Un adage ancien dit : « Si tu veux la paix, prépare la guerre ». Dans le cas du Pakistan, depuis sa création en 1947 à partir de l’Inde sur des bases religieuses, une partie de sa population, notamment dans l’armée, semble plutôt croire : « Nous voulons la guerre, préparons-la par le terrorisme ».

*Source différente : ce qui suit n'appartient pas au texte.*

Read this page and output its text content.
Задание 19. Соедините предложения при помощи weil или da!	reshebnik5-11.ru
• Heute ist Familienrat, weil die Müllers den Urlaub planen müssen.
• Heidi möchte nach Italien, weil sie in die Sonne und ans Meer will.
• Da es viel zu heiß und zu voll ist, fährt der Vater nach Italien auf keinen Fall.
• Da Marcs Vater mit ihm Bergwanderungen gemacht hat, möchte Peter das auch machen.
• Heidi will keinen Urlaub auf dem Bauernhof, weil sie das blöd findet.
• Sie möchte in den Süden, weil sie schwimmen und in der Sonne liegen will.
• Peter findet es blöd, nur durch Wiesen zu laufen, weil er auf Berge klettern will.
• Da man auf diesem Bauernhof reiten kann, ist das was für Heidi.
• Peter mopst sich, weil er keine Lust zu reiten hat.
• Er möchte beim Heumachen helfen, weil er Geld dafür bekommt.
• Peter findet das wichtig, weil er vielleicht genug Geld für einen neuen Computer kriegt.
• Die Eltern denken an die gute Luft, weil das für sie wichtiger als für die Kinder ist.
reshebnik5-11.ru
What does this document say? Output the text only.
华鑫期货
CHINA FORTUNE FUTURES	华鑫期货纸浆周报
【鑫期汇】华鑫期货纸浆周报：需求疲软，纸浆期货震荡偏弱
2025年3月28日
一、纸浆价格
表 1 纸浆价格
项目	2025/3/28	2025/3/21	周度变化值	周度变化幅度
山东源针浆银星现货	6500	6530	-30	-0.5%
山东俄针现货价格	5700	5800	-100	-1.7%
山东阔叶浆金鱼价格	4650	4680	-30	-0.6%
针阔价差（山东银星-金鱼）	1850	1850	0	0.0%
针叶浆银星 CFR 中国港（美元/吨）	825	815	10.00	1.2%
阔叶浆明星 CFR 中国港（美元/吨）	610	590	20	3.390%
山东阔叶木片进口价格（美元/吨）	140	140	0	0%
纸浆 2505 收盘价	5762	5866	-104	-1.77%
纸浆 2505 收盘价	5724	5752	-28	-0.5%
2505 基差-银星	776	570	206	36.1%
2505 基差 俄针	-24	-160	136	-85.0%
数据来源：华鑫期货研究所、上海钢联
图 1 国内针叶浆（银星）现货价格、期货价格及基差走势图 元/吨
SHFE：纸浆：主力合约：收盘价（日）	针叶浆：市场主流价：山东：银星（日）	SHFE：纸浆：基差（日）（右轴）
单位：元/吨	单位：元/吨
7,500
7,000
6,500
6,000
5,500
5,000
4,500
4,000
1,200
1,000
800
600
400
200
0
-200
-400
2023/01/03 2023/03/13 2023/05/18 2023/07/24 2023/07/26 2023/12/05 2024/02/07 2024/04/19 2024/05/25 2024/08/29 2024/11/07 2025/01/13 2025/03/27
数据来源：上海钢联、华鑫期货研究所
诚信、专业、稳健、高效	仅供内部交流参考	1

Cette situation paraît absurde. Je me suis souvent demandé pourquoi. J’ai personnellement eu de très bons amis pakistanais à Dubaï et à Londres, et nous étions simplement des amis, partageant rires, repas, blagues, travail, sans aucune barrière liée au fait que nous étions hindous, sikhs, chrétiens, jaïns d’Inde ou musulmans du Pakistan. Nos familles et nos enfants célébraient ensemble l’Aïd et Diwali. Ne sommes-nous pas fondamentalement identiques ?
Cependant, le leader suprême du Pakistan, le général Asim Munir, qui s’est autoproclamé maréchal après que des terroristes soutenus par l’armée pakistanaise aient brutalement assassiné 24 hindous, un musulman et un chrétien le 22 avril à Pahalgam, au Cachemire, a déclaré que « les musulmans ne peuvent pas vivre avec les hindous ».
Honnêtement, il est difficile de croire que ce type de pensée persiste au XXIe siècle. Malheureusement, elle existe, au sein d’esprits malades.
Quelle est l’issue possible ? Aucune autre que de faire face à cette haine, de réagir, de combattre et de répondre. Et de répondre efficacement.
Le 7 mai, l’Inde a lancé l’Opération Sindoor, limitant judicieusement ses frappes aux camps terroristes. Une ligne directe a été instaurée entre les armées des deux pays, tenue par les directeurs généraux des armées indienne et pakistanaise, afin d’éviter toute escalade liée à un malentendu entre ces deux voisins dotés de l’arme nucléaire. Le directeur général des opérations militaires (DGMO) indien, le lieutenant général Rajiv Ghai, a appelé son homologue pakistanais, le major général Kashif Abdullah, pour lui signifier que l’Inde ne visait pas les installations militaires pakistanaises mais uniquement les camps terroristes. Maj. Gen. Abdullah a répliqué : « Mais nous le ferons », lançant alors une riposte intense.
Les forces pakistanaises ont attaqué là où elles le pouvaient ; l’aviation indienne a riposté en frappant des bases militaires pakistanaises, certaines abritant supposément des armes nucléaires souterraines protégées par des structures en béton armé. Les missiles français Scalp et Hammer ont été employés efficacement. Cependant, ce sont les missiles indiens BrahMos qui ont véritablement brisé la volonté pakistanaise. Selon le ministre pakistanais de la Défense, ces missiles supersoniques ont frappé leurs bases, leurs hangars souterrains, leurs pistes, ainsi que vraisemblablement plusieurs avions de combat ou autres équipements de l’aviation pakistanaise.
Sans entrer dans les chiffres, il est à noter que le Premier ministre Shehbaz Sharif et le général Munir ont sollicité une intervention américaine pour un cessez-le-feu. L’Inde a répondu que les deux pays disposaient d’un accord pour régler leurs différends de manière bilatérale et que New Delhi respecterait ce processus établi.
Peu après, le DGMO pakistanais a appelé le Lt Gen Ghai pour demander un cessez-le-feu. L’Inde a accepté cette requête et un cessez-le-feu a été convenu à partir de 17h00 IST le 10 mai, soit une heure et demie après l’appel.
Les systèmes de défense antimissile indiens S-400 et Akash ont lourdement endommagé les appareils et drones pakistanais.
Pour la première fois, un conflit électronique intense avec des armes de précision, drones et missiles à longue portée a pris place. Le BrahMos, tiré de plateformes variées, a marqué l’histoire en frappant des cibles à trois fois la vitesse du son avec une charge de 300 kg.
Depuis 1947, le Pakistan a perdu toutes les guerres qu’il a déclenchées, cinq au total, et a subi la reddition la plus importante de son histoire : 93 000 officiers et soldats lors de la guerre de libération du Bangladesh en 1971 face à l’armée indienne.
Ce texte ne fait pas l’éloge des victoires indiennes, mais souligne la persistance du terrorisme pakistanais et ses autres menées militaires. Il s’agit aussi de questionner la nécessité de telles provocations.